For Bryce, the best part has been the community. We’ve found awesome support with other foster families through Coyote Hill Foster Care Ministries. We’ve also been really encouraged by the way people outside of the foster and adoptive community have rallied around our family. There’s something really sweet and special about the way our friends, coworkers, and acquaintances check in with us to see what we need. It makes saying “yes” to a child so much easier.
What is the hardest part about fostering?
Saying goodbye.
Our foster son of almost two years transitioned to his forever family this past weekend. Make no mistake about it—this is grief. It’s devastating and it’s gut-wrenching. It’s a grief you don’t have a category for. There is no category for deeply loving someone else’s child, raising them like they’re your own flesh and blood, and then moving them out of your house. At 2 p.m. last Sunday, I was his mom. At 2:15 p.m., I wasn’t. It’s extremely difficult to come to terms with that.

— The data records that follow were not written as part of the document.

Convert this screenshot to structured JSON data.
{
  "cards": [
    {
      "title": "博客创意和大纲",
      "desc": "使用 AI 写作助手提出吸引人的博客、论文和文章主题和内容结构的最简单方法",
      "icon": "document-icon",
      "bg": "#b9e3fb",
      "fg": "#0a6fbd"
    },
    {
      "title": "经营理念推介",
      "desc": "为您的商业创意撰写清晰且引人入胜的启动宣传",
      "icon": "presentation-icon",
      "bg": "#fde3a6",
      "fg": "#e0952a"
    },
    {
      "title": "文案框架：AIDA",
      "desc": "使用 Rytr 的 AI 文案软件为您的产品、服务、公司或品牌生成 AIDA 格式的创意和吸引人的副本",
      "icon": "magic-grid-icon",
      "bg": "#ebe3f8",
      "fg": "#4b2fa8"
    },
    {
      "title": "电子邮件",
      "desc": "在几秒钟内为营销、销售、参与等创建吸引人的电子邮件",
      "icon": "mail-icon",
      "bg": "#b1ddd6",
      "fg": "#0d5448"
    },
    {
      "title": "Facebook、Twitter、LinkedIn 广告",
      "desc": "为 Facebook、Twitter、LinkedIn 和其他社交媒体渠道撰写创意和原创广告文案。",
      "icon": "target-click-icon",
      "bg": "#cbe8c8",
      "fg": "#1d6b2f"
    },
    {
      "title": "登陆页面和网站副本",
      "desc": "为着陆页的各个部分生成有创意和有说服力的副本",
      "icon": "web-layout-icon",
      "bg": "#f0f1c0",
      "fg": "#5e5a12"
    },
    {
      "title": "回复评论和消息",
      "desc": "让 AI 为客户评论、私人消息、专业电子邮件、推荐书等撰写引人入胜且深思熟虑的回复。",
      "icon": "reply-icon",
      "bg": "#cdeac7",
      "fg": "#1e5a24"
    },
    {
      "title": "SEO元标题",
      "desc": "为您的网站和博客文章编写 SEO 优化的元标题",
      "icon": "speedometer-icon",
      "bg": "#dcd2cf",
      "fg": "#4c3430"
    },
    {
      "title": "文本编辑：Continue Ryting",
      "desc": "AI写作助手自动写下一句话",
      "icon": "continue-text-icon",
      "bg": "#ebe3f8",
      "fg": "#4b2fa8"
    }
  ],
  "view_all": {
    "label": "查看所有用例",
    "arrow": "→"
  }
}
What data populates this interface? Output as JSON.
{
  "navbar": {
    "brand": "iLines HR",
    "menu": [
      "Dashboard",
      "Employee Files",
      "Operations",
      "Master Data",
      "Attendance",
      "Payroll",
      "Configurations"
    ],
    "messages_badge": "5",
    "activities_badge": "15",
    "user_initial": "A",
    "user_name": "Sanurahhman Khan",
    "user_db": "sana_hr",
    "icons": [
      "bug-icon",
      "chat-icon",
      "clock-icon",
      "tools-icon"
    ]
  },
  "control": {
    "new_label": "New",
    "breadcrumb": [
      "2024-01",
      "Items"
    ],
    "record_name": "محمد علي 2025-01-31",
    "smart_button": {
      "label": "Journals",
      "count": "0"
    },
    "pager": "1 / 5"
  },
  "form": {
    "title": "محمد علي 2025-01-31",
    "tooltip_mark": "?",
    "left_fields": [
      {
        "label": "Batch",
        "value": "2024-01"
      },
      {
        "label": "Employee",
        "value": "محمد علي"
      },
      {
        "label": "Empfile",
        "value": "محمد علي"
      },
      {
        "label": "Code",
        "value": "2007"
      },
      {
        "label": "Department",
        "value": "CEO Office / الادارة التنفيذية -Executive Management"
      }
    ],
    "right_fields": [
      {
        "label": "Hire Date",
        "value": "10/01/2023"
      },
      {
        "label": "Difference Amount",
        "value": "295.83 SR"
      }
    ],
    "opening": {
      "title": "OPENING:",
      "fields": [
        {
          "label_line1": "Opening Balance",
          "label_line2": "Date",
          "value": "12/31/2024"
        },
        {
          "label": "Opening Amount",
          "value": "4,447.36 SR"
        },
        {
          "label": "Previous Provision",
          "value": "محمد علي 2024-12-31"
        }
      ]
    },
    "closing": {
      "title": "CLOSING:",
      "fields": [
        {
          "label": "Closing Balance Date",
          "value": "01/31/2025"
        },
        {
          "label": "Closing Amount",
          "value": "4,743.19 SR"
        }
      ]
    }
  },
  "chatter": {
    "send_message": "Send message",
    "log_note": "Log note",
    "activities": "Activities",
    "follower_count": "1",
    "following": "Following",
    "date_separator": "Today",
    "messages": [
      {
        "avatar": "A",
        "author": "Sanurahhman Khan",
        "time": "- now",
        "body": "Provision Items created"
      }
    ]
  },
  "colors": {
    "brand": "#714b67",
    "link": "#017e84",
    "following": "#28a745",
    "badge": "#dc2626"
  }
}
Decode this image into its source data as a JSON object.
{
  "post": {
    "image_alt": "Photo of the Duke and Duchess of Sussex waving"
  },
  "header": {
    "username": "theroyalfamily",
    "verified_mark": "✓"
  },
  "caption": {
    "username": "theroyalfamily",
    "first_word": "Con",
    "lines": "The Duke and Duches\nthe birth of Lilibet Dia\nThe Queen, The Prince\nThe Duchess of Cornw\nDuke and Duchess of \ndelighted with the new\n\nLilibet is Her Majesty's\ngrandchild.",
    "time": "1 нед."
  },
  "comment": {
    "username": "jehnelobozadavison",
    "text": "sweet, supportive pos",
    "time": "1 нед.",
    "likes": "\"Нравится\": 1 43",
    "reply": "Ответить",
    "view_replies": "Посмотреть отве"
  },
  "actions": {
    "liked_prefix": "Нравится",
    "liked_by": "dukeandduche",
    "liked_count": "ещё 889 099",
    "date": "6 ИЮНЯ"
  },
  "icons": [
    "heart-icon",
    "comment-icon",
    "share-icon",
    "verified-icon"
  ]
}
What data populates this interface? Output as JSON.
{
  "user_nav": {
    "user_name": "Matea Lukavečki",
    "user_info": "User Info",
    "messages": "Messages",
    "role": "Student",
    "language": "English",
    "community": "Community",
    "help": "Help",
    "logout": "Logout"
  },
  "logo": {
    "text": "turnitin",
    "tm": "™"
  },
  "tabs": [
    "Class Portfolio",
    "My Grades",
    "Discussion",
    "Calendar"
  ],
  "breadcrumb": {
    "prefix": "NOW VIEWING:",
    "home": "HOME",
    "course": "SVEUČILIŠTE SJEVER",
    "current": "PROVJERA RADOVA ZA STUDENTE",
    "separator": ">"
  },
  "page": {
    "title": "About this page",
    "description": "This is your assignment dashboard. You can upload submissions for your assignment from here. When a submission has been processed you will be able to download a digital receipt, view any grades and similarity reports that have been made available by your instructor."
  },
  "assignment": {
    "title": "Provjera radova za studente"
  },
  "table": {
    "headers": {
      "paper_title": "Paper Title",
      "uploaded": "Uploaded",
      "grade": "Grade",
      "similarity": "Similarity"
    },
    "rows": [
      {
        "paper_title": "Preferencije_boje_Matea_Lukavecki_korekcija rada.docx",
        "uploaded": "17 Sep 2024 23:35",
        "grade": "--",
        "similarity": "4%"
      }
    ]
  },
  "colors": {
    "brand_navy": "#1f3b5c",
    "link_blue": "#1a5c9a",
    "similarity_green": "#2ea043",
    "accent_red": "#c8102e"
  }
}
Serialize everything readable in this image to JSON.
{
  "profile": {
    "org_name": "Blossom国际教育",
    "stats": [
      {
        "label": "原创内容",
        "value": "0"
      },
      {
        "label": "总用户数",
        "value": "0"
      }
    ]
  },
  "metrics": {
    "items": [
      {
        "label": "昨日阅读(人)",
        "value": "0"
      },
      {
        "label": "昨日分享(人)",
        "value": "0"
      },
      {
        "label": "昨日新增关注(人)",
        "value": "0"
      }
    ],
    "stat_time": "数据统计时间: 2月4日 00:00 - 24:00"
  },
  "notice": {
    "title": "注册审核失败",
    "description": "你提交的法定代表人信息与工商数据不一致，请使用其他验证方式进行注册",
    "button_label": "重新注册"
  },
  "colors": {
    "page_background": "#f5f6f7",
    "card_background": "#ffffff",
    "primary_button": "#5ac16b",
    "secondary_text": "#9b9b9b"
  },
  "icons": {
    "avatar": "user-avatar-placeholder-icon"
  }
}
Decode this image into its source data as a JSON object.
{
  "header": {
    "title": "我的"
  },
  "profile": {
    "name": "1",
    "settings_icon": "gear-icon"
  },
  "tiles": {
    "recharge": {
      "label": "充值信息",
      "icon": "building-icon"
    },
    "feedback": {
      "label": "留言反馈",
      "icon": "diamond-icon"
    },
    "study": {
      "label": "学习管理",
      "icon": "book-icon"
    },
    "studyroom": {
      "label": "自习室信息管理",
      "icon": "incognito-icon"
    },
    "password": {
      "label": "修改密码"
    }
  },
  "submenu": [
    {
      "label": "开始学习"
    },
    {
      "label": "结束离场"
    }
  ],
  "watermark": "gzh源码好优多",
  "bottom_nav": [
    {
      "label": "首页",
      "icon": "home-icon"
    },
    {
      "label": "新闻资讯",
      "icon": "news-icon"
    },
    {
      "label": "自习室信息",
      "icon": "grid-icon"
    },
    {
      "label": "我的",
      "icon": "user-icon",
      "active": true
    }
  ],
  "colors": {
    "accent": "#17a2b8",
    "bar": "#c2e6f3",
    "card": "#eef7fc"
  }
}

All that being said, the grief is worth it. Our little boy deserved a family who loves him as deeply as we do. He deserves a mother who is shattered that he’s gone. He deserves every tear my husband and I are shedding. We would do it all again in a heartbeat. And, once we’ve healed a bit, we will say yes to doing it again.



What have you learned by being a foster parent?
Whether you think you have more love to give or you think you don’t, you’re probably right.
If you made the step to say you’re up for fostering or adopting, you’ve in one way or another decided you have some leftover love to shower on a child who needs it. Right now, Bryce and I feel we are at our max capacity, so we’re entering a season where we won’t take another placement for a while. And that’s okay too!